Horridge submitted the film to StopBullying.gov Video Challenge on Oct. 6.
“We heard about the contest through a Safe Schools/Healthy Students representative, Jenna Easton, who works with our group,” Horridge said.
Safe Schools/Healthy Students “is a unique Federal grant-making program designed to prevent violence and substance abuse among our Nation’s youth, schools, and communities,” according to their website. They support the prevention of violence, drug and alcohol as well as anti-bullying.”
The video challenge “sounded like a great opportunity, and we knew that even if we didn’t win it would be fun and nice to have a video sharing our message,” Horridge said. “Learning how to be more than a bystander in bullying situations is something that needs more emphasis in high school, as students don’t always know what to do or how to react.”
Horridge recruited junior Tim Schauer to help with the project. “I’m not really in Stop One Save One, but I’ve never been a pro-bullying person, and Hannah Williams and Danielle Horridge came to me to ask for help, and they filled me in on the challenge,” Schauer said. “We talked about ideas at lunch one day, then I wrote up a script, and the other people from Stop One Save One agreed to be in the video.”
Stop One Save One began as a leadership project two years ago by senior Dashon Tibbs that has now expanded both within Albemarle and to other nearby schools.

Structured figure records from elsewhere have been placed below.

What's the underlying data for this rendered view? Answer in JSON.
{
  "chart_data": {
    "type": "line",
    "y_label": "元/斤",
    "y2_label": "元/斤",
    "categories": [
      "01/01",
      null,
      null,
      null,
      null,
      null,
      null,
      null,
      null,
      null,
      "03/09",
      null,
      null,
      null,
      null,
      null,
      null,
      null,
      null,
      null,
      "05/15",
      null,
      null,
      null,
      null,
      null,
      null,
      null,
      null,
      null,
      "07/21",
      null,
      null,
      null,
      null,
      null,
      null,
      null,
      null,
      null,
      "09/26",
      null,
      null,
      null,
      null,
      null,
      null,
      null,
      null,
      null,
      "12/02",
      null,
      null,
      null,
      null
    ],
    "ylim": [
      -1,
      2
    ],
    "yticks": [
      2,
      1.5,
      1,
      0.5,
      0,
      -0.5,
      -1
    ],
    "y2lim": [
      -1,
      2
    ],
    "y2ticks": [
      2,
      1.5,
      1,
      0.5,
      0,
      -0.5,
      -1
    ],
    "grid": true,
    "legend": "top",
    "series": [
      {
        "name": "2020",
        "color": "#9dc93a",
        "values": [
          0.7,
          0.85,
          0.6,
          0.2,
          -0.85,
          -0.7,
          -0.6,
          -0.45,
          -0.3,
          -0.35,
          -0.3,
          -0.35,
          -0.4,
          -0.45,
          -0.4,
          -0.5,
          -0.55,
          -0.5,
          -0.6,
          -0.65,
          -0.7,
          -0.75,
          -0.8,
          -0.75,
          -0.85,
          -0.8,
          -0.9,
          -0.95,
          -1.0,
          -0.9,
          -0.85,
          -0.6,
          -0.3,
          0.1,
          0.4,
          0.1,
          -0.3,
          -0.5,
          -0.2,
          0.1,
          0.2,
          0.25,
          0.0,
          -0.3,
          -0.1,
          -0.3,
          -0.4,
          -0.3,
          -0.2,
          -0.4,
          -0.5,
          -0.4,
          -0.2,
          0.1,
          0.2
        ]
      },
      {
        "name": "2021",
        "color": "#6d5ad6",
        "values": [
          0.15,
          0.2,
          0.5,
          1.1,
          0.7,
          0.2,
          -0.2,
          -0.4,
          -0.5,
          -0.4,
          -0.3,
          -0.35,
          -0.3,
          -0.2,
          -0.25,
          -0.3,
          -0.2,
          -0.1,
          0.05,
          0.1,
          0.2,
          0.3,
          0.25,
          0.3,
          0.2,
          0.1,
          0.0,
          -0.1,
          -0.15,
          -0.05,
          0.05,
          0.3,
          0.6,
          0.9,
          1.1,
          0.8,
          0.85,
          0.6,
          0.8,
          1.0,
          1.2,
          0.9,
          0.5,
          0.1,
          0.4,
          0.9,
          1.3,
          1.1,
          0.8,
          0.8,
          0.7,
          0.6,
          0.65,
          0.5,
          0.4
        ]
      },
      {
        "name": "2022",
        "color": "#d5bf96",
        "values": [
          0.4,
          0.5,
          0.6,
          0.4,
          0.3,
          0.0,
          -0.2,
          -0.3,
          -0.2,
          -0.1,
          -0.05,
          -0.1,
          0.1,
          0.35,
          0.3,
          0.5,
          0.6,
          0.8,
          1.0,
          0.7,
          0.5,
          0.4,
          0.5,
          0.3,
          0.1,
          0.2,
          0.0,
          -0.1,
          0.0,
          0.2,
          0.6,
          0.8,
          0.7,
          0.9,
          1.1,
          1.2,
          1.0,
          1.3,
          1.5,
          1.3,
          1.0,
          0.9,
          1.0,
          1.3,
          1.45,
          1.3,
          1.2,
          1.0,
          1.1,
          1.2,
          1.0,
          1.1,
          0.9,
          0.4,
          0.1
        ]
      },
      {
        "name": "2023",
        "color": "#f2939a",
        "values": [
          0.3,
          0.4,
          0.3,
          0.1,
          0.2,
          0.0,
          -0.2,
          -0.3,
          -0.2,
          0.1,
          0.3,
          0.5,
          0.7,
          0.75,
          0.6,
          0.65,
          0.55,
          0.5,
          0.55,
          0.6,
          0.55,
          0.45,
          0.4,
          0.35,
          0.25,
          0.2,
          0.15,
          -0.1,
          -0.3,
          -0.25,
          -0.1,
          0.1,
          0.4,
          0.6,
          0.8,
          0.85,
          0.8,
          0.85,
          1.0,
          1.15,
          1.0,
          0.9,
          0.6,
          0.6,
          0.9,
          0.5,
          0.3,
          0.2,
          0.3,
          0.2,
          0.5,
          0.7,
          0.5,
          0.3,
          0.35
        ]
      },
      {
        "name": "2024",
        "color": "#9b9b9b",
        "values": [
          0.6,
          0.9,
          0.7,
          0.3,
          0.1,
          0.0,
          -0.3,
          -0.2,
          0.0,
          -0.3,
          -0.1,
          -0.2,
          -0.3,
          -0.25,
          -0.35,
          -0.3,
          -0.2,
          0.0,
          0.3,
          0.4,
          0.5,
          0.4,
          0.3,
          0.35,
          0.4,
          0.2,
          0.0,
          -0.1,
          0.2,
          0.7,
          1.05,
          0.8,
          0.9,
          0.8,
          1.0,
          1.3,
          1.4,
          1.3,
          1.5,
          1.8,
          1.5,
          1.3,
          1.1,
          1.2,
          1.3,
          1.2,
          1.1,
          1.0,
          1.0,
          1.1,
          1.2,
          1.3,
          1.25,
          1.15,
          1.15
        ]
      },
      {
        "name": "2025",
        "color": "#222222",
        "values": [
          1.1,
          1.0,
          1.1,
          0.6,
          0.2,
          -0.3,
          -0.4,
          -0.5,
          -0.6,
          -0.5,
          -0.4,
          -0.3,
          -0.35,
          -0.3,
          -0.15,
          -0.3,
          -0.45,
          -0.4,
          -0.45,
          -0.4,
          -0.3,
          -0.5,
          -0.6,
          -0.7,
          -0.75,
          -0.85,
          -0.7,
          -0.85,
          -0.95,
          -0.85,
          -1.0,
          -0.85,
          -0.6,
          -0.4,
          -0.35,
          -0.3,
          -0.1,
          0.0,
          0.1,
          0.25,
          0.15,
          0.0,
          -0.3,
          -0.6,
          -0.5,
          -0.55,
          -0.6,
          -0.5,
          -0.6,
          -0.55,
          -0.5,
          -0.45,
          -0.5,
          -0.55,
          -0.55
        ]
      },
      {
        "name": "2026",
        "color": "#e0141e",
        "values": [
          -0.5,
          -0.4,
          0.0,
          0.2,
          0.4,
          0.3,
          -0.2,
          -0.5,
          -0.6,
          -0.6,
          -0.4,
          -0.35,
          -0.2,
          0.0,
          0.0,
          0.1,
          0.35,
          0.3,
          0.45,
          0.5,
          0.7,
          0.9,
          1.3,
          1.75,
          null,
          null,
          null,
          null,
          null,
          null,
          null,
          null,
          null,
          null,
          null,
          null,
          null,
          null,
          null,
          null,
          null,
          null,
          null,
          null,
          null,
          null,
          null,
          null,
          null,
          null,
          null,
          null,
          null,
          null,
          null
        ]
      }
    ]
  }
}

The group participates in many projects, such as the blue hands on the wall by the history hall.
“Be the Hero” features Willis as part of the “Super-Anti-Bullying League,” rushing to stop the bullying of a student. But before he can, another classmates stops the perpetrators, proving the point of the video: anyone can be the hero and stop bullying.
“Most of it we filmed in Mrs. Tyler’s room at long lunch one day. We actually just finished shooting as the bell rang,” Schauer said. “Then the other shots I got by meeting Rex Willis before school and having him run around and get in his car. It actually took us a really long time to get a shot of the red light, we were driving around with me leaning back as far as I could in the passenger seat, we kept getting green lights.”
“Tim edited it and dealt with all of the YouTube and government challenge guidelines while I submitted the video to StopBullying.gov,” Horridge said. “While adults and staff have been extremely helpful in spreading the video around and asking people to vote, the video is 100 percent student made.”
As of press time, the video had 4,655 views on YouTube and 560 likes on Facebook.
First place in the competition would win 2,000 dollars, the two runners up each receiving 500 dollars. The winner was picked based on voting, which ended on Dec. 10. StopBullying.gov will announce the on Dec. 20, at 5 p.m.